Socialism in California: law to set wages in fast food industry
Companies such as McDonalds are threatening to leave the Sunshine State if Governor Newsom allows public control regulations over the industry.
California passed its sweeping fast food wage tax law this week. The regulation, known as the FAST RecoveryAct (Fast Act) or AB 257, will set by executive order the minimum wage for fast food industry workers at $22 an hour, exceeding the state's established $15 minimum wage by $7. In addition, it will create a 'Fast Food Council' in which state officials will intervene in the operation and development of the sector.
The bill must be endorsed by Governor Gavin Newsom, who is being asked by numerous associations and business owners to veto the legislation. The Wall Street Journal has reported that a number of fast food companies such as McDonalds, have asked their franchisees to send letters to lawmakers in order to vote against the bill. Should the bill pass, these companies could stop expanding in California and may even leave the state altogether.

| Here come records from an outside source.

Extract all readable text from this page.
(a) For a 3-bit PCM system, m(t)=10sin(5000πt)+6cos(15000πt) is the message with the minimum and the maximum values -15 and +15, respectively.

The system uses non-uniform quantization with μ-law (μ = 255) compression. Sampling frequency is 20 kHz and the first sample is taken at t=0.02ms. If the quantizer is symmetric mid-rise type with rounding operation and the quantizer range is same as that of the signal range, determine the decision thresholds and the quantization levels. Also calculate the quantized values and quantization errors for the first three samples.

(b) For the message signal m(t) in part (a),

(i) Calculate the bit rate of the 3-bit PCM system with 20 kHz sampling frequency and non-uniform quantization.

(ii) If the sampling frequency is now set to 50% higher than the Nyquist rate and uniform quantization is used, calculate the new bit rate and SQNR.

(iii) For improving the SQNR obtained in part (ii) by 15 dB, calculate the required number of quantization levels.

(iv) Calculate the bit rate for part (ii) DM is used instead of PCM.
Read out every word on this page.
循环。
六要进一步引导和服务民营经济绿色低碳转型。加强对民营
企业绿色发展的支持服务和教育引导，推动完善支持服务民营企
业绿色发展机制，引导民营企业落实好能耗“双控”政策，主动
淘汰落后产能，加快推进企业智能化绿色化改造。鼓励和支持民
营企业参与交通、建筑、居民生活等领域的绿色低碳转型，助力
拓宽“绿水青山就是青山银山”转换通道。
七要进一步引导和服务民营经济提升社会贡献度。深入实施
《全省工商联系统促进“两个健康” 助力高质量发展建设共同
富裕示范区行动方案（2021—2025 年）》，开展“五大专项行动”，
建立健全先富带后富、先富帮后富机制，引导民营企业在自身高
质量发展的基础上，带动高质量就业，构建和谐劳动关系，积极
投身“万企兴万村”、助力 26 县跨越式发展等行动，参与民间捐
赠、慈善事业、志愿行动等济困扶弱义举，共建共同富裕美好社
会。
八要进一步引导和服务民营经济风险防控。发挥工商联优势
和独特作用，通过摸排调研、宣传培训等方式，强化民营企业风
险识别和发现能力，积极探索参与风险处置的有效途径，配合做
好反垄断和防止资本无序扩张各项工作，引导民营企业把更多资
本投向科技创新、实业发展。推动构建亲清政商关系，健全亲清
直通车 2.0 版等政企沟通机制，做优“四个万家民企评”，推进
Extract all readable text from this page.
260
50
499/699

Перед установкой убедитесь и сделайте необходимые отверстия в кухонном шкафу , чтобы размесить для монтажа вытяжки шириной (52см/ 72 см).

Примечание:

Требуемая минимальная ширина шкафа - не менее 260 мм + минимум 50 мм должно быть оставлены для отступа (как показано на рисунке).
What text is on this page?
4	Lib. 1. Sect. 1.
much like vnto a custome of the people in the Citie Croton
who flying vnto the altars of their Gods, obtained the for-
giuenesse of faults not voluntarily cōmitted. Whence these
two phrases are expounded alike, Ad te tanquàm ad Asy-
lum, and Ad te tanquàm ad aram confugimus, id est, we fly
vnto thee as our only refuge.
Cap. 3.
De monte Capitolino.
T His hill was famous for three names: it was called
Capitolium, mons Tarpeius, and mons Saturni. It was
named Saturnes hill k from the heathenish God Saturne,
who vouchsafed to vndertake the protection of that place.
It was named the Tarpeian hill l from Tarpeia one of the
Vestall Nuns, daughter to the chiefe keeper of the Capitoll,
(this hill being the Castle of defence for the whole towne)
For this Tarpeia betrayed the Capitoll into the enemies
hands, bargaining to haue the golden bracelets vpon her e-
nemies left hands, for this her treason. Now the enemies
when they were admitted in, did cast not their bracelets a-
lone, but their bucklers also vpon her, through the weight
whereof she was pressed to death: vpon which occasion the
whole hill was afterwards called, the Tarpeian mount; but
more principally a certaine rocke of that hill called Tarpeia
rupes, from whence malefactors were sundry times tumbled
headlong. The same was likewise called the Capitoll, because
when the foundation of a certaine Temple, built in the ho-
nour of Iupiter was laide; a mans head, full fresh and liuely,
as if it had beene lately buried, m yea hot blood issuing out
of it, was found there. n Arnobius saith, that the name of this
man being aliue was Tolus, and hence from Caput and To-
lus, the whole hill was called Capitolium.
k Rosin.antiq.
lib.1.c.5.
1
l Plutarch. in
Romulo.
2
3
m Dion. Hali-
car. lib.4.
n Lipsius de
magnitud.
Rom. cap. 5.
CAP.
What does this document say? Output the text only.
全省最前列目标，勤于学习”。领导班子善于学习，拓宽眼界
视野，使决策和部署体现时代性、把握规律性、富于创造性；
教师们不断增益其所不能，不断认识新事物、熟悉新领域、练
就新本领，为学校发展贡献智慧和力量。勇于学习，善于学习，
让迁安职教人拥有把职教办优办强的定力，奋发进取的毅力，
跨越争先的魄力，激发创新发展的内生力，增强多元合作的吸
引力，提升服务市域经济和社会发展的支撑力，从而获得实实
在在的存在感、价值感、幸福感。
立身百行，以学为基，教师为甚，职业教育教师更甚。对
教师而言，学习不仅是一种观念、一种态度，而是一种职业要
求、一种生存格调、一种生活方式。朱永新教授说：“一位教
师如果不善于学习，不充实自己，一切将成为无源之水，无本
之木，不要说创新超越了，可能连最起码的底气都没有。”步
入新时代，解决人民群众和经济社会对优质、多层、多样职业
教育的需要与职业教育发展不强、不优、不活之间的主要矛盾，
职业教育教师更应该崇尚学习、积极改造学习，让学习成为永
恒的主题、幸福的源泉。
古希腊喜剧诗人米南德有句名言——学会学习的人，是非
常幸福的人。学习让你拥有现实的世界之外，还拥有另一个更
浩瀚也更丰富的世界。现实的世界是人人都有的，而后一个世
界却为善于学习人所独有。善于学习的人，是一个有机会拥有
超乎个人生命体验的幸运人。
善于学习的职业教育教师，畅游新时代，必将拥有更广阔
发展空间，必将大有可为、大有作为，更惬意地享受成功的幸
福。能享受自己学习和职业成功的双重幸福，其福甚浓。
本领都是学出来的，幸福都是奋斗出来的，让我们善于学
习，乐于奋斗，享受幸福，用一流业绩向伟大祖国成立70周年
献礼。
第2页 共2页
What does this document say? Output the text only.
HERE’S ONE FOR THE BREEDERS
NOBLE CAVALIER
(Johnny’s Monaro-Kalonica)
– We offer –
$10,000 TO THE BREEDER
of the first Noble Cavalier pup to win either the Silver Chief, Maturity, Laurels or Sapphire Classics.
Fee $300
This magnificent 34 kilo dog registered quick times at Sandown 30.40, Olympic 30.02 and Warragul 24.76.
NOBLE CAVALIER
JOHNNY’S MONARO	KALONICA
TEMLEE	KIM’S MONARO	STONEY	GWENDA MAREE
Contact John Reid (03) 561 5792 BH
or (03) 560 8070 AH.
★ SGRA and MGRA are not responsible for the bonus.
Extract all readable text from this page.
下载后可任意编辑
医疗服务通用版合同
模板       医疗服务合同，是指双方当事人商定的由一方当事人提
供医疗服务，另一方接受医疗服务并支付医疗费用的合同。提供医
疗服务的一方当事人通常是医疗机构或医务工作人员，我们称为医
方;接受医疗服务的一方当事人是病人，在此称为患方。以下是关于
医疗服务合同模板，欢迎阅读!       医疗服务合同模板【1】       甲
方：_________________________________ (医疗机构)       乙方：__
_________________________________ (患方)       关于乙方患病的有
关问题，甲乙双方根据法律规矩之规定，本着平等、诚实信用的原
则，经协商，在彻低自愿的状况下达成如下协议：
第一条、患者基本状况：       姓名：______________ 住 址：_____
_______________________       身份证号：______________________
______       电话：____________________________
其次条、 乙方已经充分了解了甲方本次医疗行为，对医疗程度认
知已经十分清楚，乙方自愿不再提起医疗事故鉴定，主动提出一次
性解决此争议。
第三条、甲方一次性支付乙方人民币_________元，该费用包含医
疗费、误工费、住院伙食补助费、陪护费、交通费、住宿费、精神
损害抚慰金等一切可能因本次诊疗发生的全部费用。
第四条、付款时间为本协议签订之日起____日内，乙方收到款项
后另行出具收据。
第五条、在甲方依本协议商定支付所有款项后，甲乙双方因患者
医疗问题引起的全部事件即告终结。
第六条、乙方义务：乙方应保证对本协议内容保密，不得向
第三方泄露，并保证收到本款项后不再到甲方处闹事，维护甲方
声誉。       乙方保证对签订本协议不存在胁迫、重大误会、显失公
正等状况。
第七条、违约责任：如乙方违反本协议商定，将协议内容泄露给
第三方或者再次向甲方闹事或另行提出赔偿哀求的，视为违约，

The original bill, passed in January, required large chains to be joint employers with their franchisees, which could expose them to liability for labor violations by the latter. However, pressure from these large companies resulted in amendments that have modified the final content of the law.
What is the Fast Act?
The Fast Act, Recovery Act or AB 257 will create a 10-member 'Fast Food Council' composed of worker delegates, employer representatives and two state officials that will set standards for minimum wages, hours and working conditions in the sector.
Along with the state Fast Food Council, the bill allows California cities and counties with a population of 200,000 or more to create their own local councils and to make recommendations to the state council.
Opponents of the bill warn that the regulation will cause product prices to rise in a context of skyrocketing inflation and warn of a control over private businesses typical of socialism. Senator Brian Dahle, candidate for governor of California, warned of this price hike and the move to unionize fast food workers.
According to the University of California's Center for Economic Forecasting and Development, California consumers can expect to pay 20% more at local restaurants should the legislation go forward. Even the California Department of Finance opposed the bill stating that it would create a "fragmented regulatory and legal environment for entrepreneurs and increase costs in the long run." The final direction of Newsom's vote is currently unknown.
For their part, several Democratic representatives expressed their satisfaction with this law and hope that it will be extended throughout the country.